The key to improving housing affordability may be “disruptive” thinking, according to RMIT researcher Dr Andrea Sharam.
Housing costs, including both purchase and rental, are at crisis levels - which is why Sharam is approaching the problem from a fresh perspective.
The senior lecturer at RMIT’s School of Property, Construction and Project Management has a research grant from the Australian Housing and Urban Research Institute to investigate disruption in the property market.
“I’m taking a very different approach to property. It’s a conceptual and theoretical look at how housing market ‘design’ could change,” Sharam said.
As part of the project, Sharam is investigating how “two-sided matching markets” could ease housing supply and affordability pressures.
Airbnb and Uber are notable for being two-sided matching markets and “disrupting” traditional markets. Each aggregates players on both sides of the market to match supply and demand more efficiently.
While two-sided matching markets are far from new, Sharam says the internet enables vastly more efficient matching and is driving change.
The question is “how can we apply the lessons of Uber and Airbnb to housing?
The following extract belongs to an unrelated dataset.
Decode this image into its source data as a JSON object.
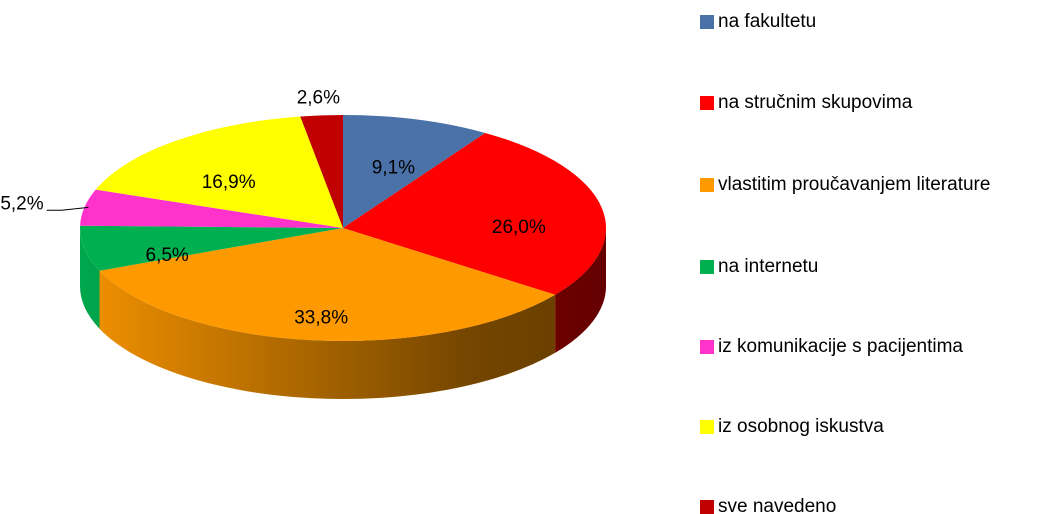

I can foresee private rental being disrupted and apartment development being disrupted because these are not efficient markets currently”.
Sharam is also eager to investigate new models of tenure and ownership.
“Putting housing consumers in control rather than investors and developers will change our cities for the better,” she said.
“Affordable housing is central to our wellbeing and for access to opportunities.
“A key aim of my research is to provide aspiring homeowners the opportunity to develop affordable, quality, sustainable apartments for themselves as a part of cooperatives or syndicates that cut out speculative developers.”
Sharam originally studied a Graduate Diploma in Planning, Policy and Landscape at RMIT while working for a community organisation that was heavily involved in planning and policy issues.
She chose RMIT “because of the community engagement of its academics”.
“I was learning a lot from them outside of the university, so I had confidence that their formal teaching would be relevant and beneficial.”